At 15, Nick began stealing cars himself. When he was in the 10th grade, Nick got caught and went to Oak Hill (DC’s former juvenile detention facility) for six months. After his release, he and his friends moved on to carjacking. This led to Nick being arrested, charged as an adult, and sentenced to 12 years in prison.

“When I first met Free Minds, I was just shut down. It was a relief to get out of my cell and Free Minds had a positive vibe. But my reading skills were terrible. I was so scared to read in front of people, thinking I wouldn’t be able to pronounce a word.”

Eventually, Nick did read Cooked, Jeff Henderson’s memoir about becoming a celebrity chef after a long stint in California state prison. The book excited and encouraged him and he began dreaming of a career as a caterer. Then he read Hill Harper’s Letters to an Incarcerated Brother. “That book spoke to me. It was like we were having a conversation and he was preparing me to come home!” Nick says.
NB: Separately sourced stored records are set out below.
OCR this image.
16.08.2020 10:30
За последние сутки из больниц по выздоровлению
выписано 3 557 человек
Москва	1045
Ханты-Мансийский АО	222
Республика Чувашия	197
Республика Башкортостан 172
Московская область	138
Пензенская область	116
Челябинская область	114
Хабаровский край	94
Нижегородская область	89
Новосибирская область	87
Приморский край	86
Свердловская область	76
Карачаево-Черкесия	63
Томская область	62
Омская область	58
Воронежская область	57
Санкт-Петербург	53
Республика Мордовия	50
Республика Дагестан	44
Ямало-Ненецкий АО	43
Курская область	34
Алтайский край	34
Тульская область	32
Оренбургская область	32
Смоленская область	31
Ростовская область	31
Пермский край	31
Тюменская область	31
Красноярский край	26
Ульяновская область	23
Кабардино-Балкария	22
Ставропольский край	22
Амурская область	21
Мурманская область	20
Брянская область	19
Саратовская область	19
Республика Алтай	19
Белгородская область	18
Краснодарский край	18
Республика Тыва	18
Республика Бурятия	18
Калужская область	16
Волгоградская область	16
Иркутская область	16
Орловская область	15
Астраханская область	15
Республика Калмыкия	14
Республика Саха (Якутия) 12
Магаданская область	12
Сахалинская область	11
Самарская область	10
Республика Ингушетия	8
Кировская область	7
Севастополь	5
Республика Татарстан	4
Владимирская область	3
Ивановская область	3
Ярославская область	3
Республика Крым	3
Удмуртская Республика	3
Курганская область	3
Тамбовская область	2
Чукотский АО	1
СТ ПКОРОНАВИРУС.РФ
By the time he was released last year, Nick had put together detailed plans for a catering business and his own nonprofit to serve at-risk youth. He applied for more jobs than he can count, his chances often getting doomed by a background check. Nick didn’t give up though. He eventually landed a job as a caterer at a retirement community in Delaware. Now back in DC, he’s working as a behavioral aide and a grocery store clerk.

As if that weren’t enough, Nick is also an active Poet Ambassador with Free Minds, speaking several times a week at outreach events around the city to share his story and bring a message of nonviolence to other young people.

His master plan includes getting a college degree at UDC in human services and building a catering business that will hire kids who’ve been in foster care, giving them job skills training and work experience. “These kids are lonely and they feel like there is nobody out there who cares about them. I want to be that person who steps up to let them know I will be there.”

Nick’s mother is sober now and they have built a strong relationship together. He has a young son; Nick is a loving father and works hard to stop the cycle of youth incarceration.

Nick hopes his legacy will be as a person who gave back to his community. “I want people to say I helped homeless people, families that couldn’t provide for their kids, and children who didn’t have anyone else. I hope to be remembered as someone who didn’t judge people for their race, religion or sexual orientation. I hope they’ll say that I just helped people, 100%!”

In November 2017, Nick won an award from the Court Services and Offender Supervision Agency, recognizing his hard work and perseverance in reentry. Free Minds could not be more proud of the beautifully positive legacy Nick is creating!

By Kelli Taylor

Nick is also the author of a personal essay published in the Marshall Project’s “Life Inside” series. Read his essay here: When Your 18th Birthday Gift Is a Transfer to Adult Prison

4 Comments

  1. Vivana Cruz on February 14, 2018 at 3:19 PM

    Hello, this is Vivana Cruz and I am a college student at Montgomery Community College. I am doing a project on should prisoners get free education. I enjoyed reading your story and hopefully you reply back.

  2. VICTOR KAKULU on February 20, 2018 at 11:00 AM

    Amazing. In life no condition is permanent. Give thanks for the incredible work Free Minds is doing for our youth. God bless and continue to guide your steps, Nick. Your story and efforts moving forward will undoubtedly guide people everywhere just like you. I believe this.

    Manners.

    “The genius thing that we did was, we didn’t give up.” (JAY Z)

  3. Thomas J. Villa on August 30, 2018 at 5:22 PM

    Nick – Congratulations on your many accomplishments, and thank you for all you are doing for our community. Keep being you!

    Tom

  4. marquis hicks on April 30, 2019 at 2:05 PM

    Best wishes and more from a fellow FreeMinds brother, I also witnessed your transformation first hand being locked up with you, and commend all your hard work and effort. You are the change that we spoke so much about.